Compare & Contrast: The Cowboys / Microsoft

Scott Hanselman came to Dallas late last (2013) August and revealed a site for the people to have a voice in the selection of the Next Microsoft CEO. This was on the heels of Steve Ballmer announcing he would be resigning and it also happened to be the start of football season.  Here in Texas, Football is a pretty big deal and unfortunately the Cowboys have been pretty mediocre.  Since the selection of Microsoft’s next Commander in Chief is such a big deal, I jokingly informed a colleague that the Cowboys would make it to the playoffs before Microsoft selects their final candidate.  Short-sighted, I thought the Cowboys had a great chance given the Giants were stinking it up, RGIII wasn’t 75%, and the Eagles were going through a coaching transition – and eventually a QB transition. Well I was wrong!  Microsoft hasn’t selected a CEO yet, and although I was confident that they would hire someone within 6 months; I was even more sure that the Cowboys would have also secured a playoff berth.

So I’ll provide some analysis to why both Power Players are struggling with achieving their goals, and why although Microsoft will find a CEO before the Cowboys make it to the playoffs -they’ll have bigger problems on their hand over the next 6 – 18 months.

The Developmer Community has no clear path. I remember a couple of years ago when Microsoft introduced Silverlight, and some of my colleagues immediately became fans. But unfortunately Microsoft pulled the rug from underneath it.  Now we have a bigger issue, what should developers do for Windows 8, RT, Tablets, and Windows Phones?

Steve Ballmer had his infamous Developer Chant, but I personally believe they really have to focus on the direction they want developers to go in.  Ruby On Rails, the emergence of the new MEAN stack is bringing a lot of feature rich competition out there. ASP.Net MVC has established itself, only after other stacks achieved MVC years early.  So where does Microsoft garner more fans for its technologies.  I think open-source, allow the developer community to build tools that help them get work done, make it easier for organizations to buy-into Microsoft technologies .

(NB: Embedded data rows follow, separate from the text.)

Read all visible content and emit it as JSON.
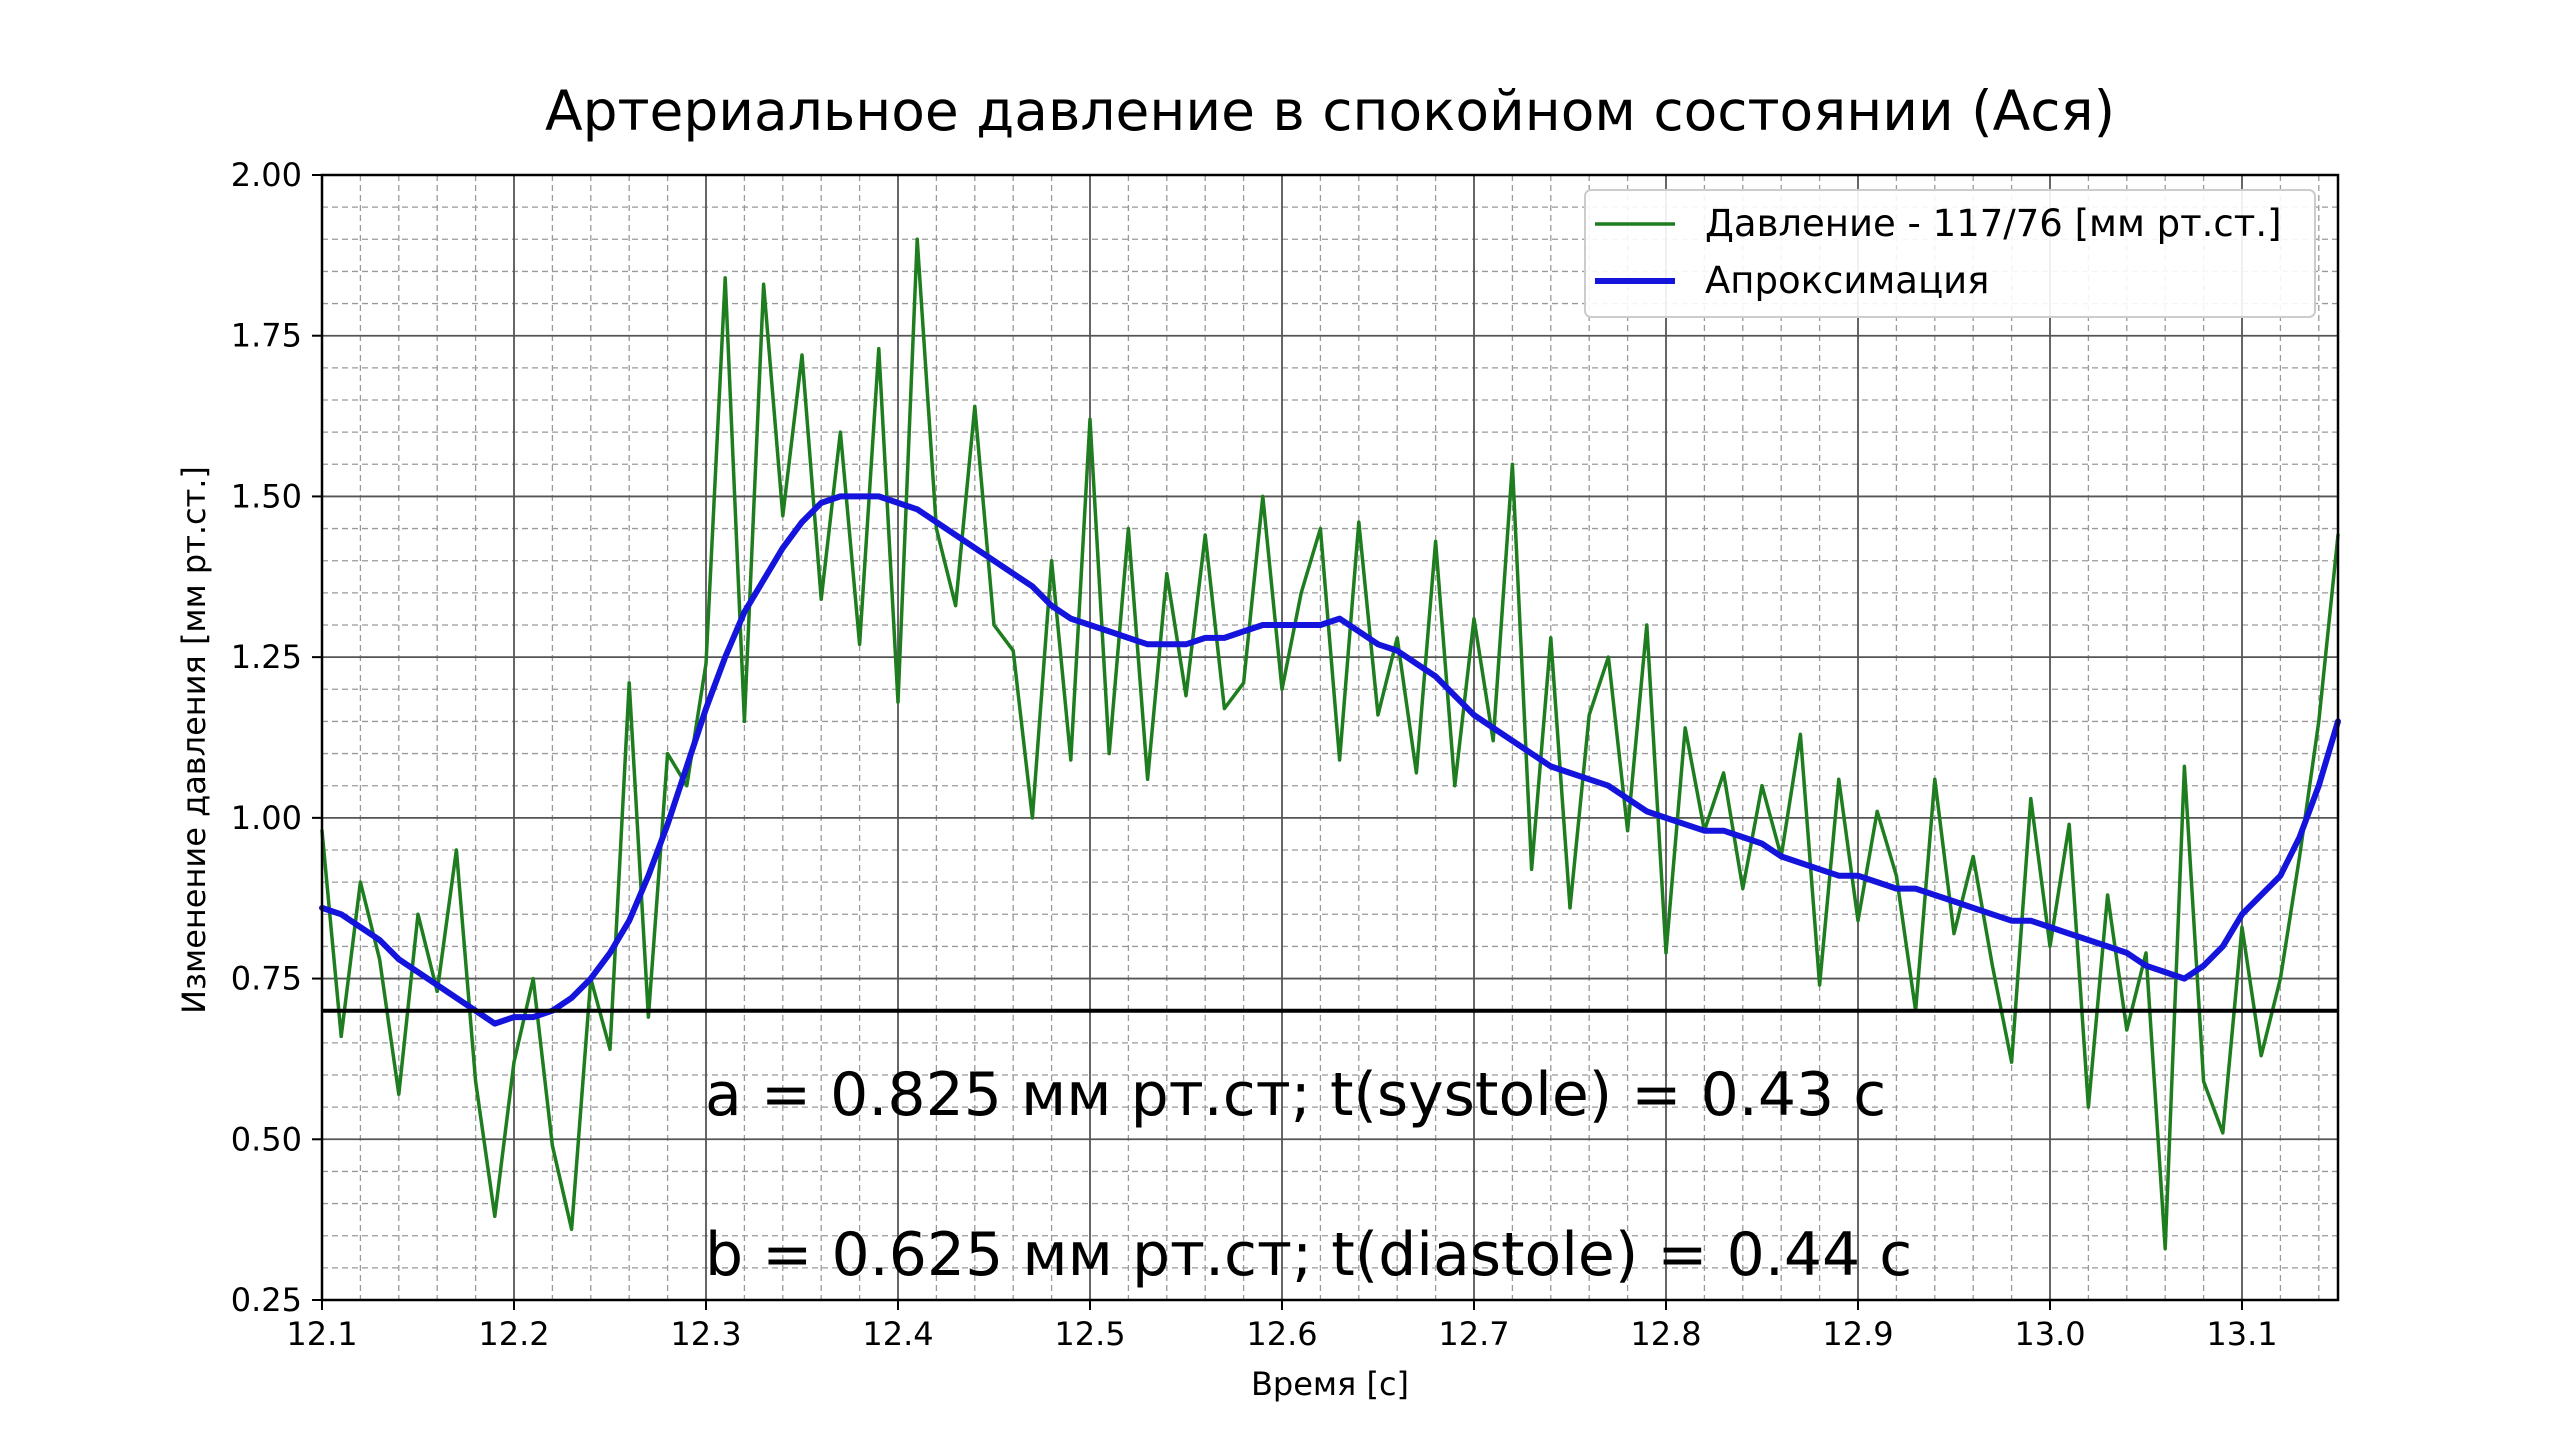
{
  "chart_data": {
    "type": "line",
    "title": "Артериальное давление в спокойном состоянии (Ася)",
    "xlabel": "Время [с]",
    "ylabel": "Изменение давления [мм рт.ст.]",
    "xlim": [
      12.1,
      13.15
    ],
    "ylim": [
      0.25,
      2.0
    ],
    "xticks": [
      "12.1",
      "12.2",
      "12.3",
      "12.4",
      "12.5",
      "12.6",
      "12.7",
      "12.8",
      "12.9",
      "13.0",
      "13.1"
    ],
    "yticks": [
      "0.25",
      "0.50",
      "0.75",
      "1.00",
      "1.25",
      "1.50",
      "1.75",
      "2.00"
    ],
    "grid": true,
    "minor_grid": true,
    "legend_position": "top-right",
    "reference_line": {
      "y": 0.7,
      "color": "#000000"
    },
    "series": [
      {
        "name": "Давление - 117/76 [мм рт.ст.]",
        "color": "#1e7d1e",
        "x": [
          12.1,
          12.11,
          12.12,
          12.13,
          12.14,
          12.15,
          12.16,
          12.17,
          12.18,
          12.19,
          12.2,
          12.21,
          12.22,
          12.23,
          12.24,
          12.25,
          12.26,
          12.27,
          12.28,
          12.29,
          12.3,
          12.31,
          12.32,
          12.33,
          12.34,
          12.35,
          12.36,
          12.37,
          12.38,
          12.39,
          12.4,
          12.41,
          12.42,
          12.43,
          12.44,
          12.45,
          12.46,
          12.47,
          12.48,
          12.49,
          12.5,
          12.51,
          12.52,
          12.53,
          12.54,
          12.55,
          12.56,
          12.57,
          12.58,
          12.59,
          12.6,
          12.61,
          12.62,
          12.63,
          12.64,
          12.65,
          12.66,
          12.67,
          12.68,
          12.69,
          12.7,
          12.71,
          12.72,
          12.73,
          12.74,
          12.75,
          12.76,
          12.77,
          12.78,
          12.79,
          12.8,
          12.81,
          12.82,
          12.83,
          12.84,
          12.85,
          12.86,
          12.87,
          12.88,
          12.89,
          12.9,
          12.91,
          12.92,
          12.93,
          12.94,
          12.95,
          12.96,
          12.97,
          12.98,
          12.99,
          13.0,
          13.01,
          13.02,
          13.03,
          13.04,
          13.05,
          13.06,
          13.07,
          13.08,
          13.09,
          13.1,
          13.11,
          13.12,
          13.13,
          13.14,
          13.15
        ],
        "y": [
          0.98,
          0.66,
          0.9,
          0.78,
          0.57,
          0.85,
          0.73,
          0.95,
          0.59,
          0.38,
          0.62,
          0.75,
          0.49,
          0.36,
          0.75,
          0.64,
          1.21,
          0.69,
          1.1,
          1.05,
          1.24,
          1.84,
          1.15,
          1.83,
          1.47,
          1.72,
          1.34,
          1.6,
          1.27,
          1.73,
          1.18,
          1.9,
          1.45,
          1.33,
          1.64,
          1.3,
          1.26,
          1.0,
          1.4,
          1.09,
          1.62,
          1.1,
          1.45,
          1.06,
          1.38,
          1.19,
          1.44,
          1.17,
          1.21,
          1.5,
          1.2,
          1.35,
          1.45,
          1.09,
          1.46,
          1.16,
          1.28,
          1.07,
          1.43,
          1.05,
          1.31,
          1.12,
          1.55,
          0.92,
          1.28,
          0.86,
          1.16,
          1.25,
          0.98,
          1.3,
          0.79,
          1.14,
          0.98,
          1.07,
          0.89,
          1.05,
          0.94,
          1.13,
          0.74,
          1.06,
          0.84,
          1.01,
          0.91,
          0.7,
          1.06,
          0.82,
          0.94,
          0.77,
          0.62,
          1.03,
          0.8,
          0.99,
          0.55,
          0.88,
          0.67,
          0.79,
          0.33,
          1.08,
          0.59,
          0.51,
          0.83,
          0.63,
          0.75,
          0.94,
          1.15,
          1.44
        ]
      },
      {
        "name": "Апроксимация",
        "color": "#1414dc",
        "x": [
          12.1,
          12.11,
          12.12,
          12.13,
          12.14,
          12.15,
          12.16,
          12.17,
          12.18,
          12.19,
          12.2,
          12.21,
          12.22,
          12.23,
          12.24,
          12.25,
          12.26,
          12.27,
          12.28,
          12.29,
          12.3,
          12.31,
          12.32,
          12.33,
          12.34,
          12.35,
          12.36,
          12.37,
          12.38,
          12.39,
          12.4,
          12.41,
          12.42,
          12.43,
          12.44,
          12.45,
          12.46,
          12.47,
          12.48,
          12.49,
          12.5,
          12.51,
          12.52,
          12.53,
          12.54,
          12.55,
          12.56,
          12.57,
          12.58,
          12.59,
          12.6,
          12.61,
          12.62,
          12.63,
          12.64,
          12.65,
          12.66,
          12.67,
          12.68,
          12.69,
          12.7,
          12.71,
          12.72,
          12.73,
          12.74,
          12.75,
          12.76,
          12.77,
          12.78,
          12.79,
          12.8,
          12.81,
          12.82,
          12.83,
          12.84,
          12.85,
          12.86,
          12.87,
          12.88,
          12.89,
          12.9,
          12.91,
          12.92,
          12.93,
          12.94,
          12.95,
          12.96,
          12.97,
          12.98,
          12.99,
          13.0,
          13.01,
          13.02,
          13.03,
          13.04,
          13.05,
          13.06,
          13.07,
          13.08,
          13.09,
          13.1,
          13.11,
          13.12,
          13.13,
          13.14,
          13.15
        ],
        "y": [
          0.86,
          0.85,
          0.83,
          0.81,
          0.78,
          0.76,
          0.74,
          0.72,
          0.7,
          0.68,
          0.69,
          0.69,
          0.7,
          0.72,
          0.75,
          0.79,
          0.84,
          0.91,
          0.99,
          1.08,
          1.17,
          1.25,
          1.32,
          1.37,
          1.42,
          1.46,
          1.49,
          1.5,
          1.5,
          1.5,
          1.49,
          1.48,
          1.46,
          1.44,
          1.42,
          1.4,
          1.38,
          1.36,
          1.33,
          1.31,
          1.3,
          1.29,
          1.28,
          1.27,
          1.27,
          1.27,
          1.28,
          1.28,
          1.29,
          1.3,
          1.3,
          1.3,
          1.3,
          1.31,
          1.29,
          1.27,
          1.26,
          1.24,
          1.22,
          1.19,
          1.16,
          1.14,
          1.12,
          1.1,
          1.08,
          1.07,
          1.06,
          1.05,
          1.03,
          1.01,
          1.0,
          0.99,
          0.98,
          0.98,
          0.97,
          0.96,
          0.94,
          0.93,
          0.92,
          0.91,
          0.91,
          0.9,
          0.89,
          0.89,
          0.88,
          0.87,
          0.86,
          0.85,
          0.84,
          0.84,
          0.83,
          0.82,
          0.81,
          0.8,
          0.79,
          0.77,
          0.76,
          0.75,
          0.77,
          0.8,
          0.85,
          0.88,
          0.91,
          0.97,
          1.05,
          1.15
        ]
      }
    ],
    "annotations": [
      "a = 0.825 мм рт.ст;  t(systole) = 0.43 с",
      "b = 0.625 мм рт.ст;  t(diastole) = 0.44 с"
    ]
  }
}
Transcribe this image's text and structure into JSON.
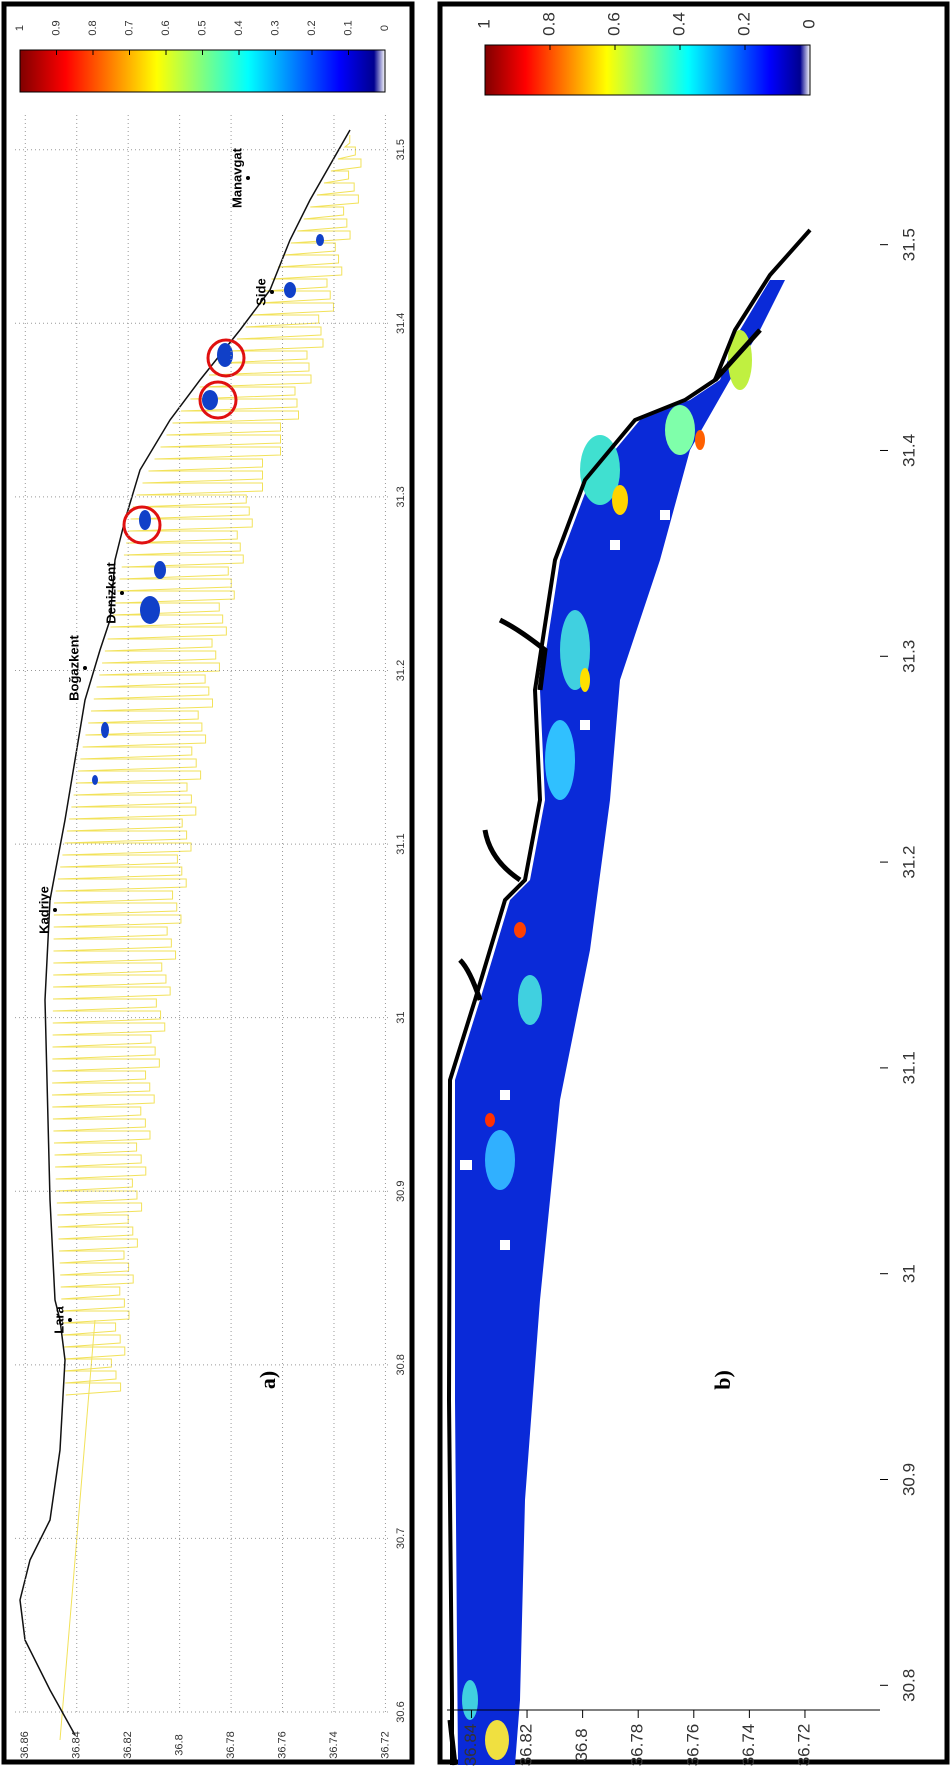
{
  "panels": [
    {
      "label": "a)",
      "colorbar": {
        "lim": [
          0,
          1
        ],
        "ticks": [
          1,
          0.9,
          0.8,
          0.7,
          0.6,
          0.5,
          0.4,
          0.3,
          0.2,
          0.1,
          0
        ]
      },
      "x_axis": {
        "lim": [
          30.6,
          31.52
        ],
        "ticks": [
          30.6,
          30.7,
          30.8,
          30.9,
          31,
          31.1,
          31.2,
          31.3,
          31.4,
          31.5
        ]
      },
      "y_axis": {
        "lim": [
          36.719,
          36.864
        ],
        "ticks": [
          36.86,
          36.84,
          36.82,
          36.8,
          36.78,
          36.76,
          36.74,
          36.72
        ]
      },
      "grid": true,
      "places": [
        "Lara",
        "Kadriye",
        "Boğazkent",
        "Denizkent",
        "Side",
        "Manavgat"
      ]
    },
    {
      "label": "b)",
      "colorbar": {
        "lim": [
          0,
          1
        ],
        "ticks": [
          1,
          0.8,
          0.6,
          0.4,
          0.2,
          0
        ]
      },
      "x_axis": {
        "lim": [
          30.788,
          31.546
        ],
        "ticks": [
          30.8,
          30.9,
          31,
          31.1,
          31.2,
          31.3,
          31.4,
          31.5
        ]
      },
      "y_axis": {
        "lim": [
          36.693,
          36.847
        ],
        "ticks": [
          36.84,
          36.82,
          36.8,
          36.78,
          36.76,
          36.74,
          36.72
        ]
      },
      "grid": false
    }
  ]
}
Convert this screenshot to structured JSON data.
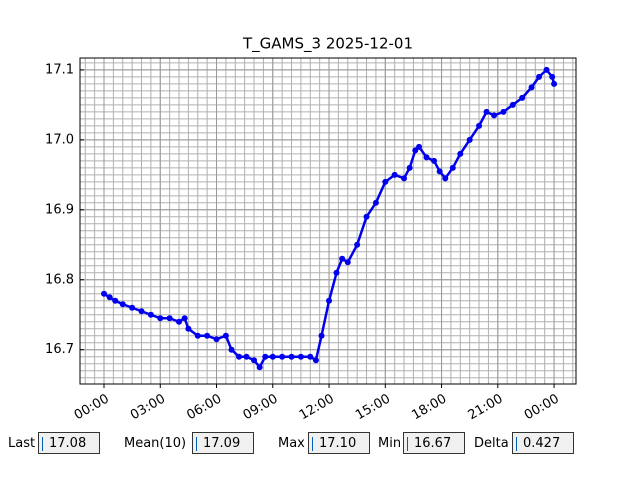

I remeber when I got the Windows Mobile HTC Tilt phone. It was packed with features and was competitive with the iPhone even thought it came to market 2-3 years prior to the first iPhone. But what happened? They failed to innovate something attractive to the masses and give a platform where developers could be creative.  I mean, I am Windows developer and I haven’t developed anything for the Windows Phone.  Will the Windows Tablet be able to gain market share?  I believe it has tons of features, but lacks on applications. I think Microsoft can leverage their business model by focusing on servicing and cloud computing.  If they’re able to make their devices communicate with each other, allow their products to be accessible from the cloud, they can begin to compete again.  Including a lite version of Microsoft Office for free withe a tablet or mobile device may be a great bonus.

Windows 8 has to win. Windows 7 has been good, but Windows 8 has the potential to be a Windows Vista.  The navigation is not simple, I had to go out and download a plugin for the start button for clients who refuse to use RT, but then once I upgrade them to 8.1 the start button isn’t the classic start.  The issue of RT apps versus Desktop apps is an issue.  Of course we hope a single application, can be easily configured to be deployed to all devices – but doubtful.  Better yet, how is the store going to work?  Business to Business Applications are totally different than Business to Consumer Applications.  For example, does a business pay to deploy an intranet application onto Windows 8 OS?  There’s several instances like this that have not been clearly mapped out, which needs some strong clarification.

Similarly, the Cowboys will have to answer major questions for their future. Who’s going to be the QB? who’s going to be the backup QB? is Tony Romo the future? Does Jason Garret have what it takes to get more than 8 wins (a play-off win?)? Does the defense have an identity? Who’s going to be the face of the unproven defense as D-Ware ages (and is currently facing contract issues).

Brands are great, which both have. But both are struggling to regain the prominence in the consumer world they once had.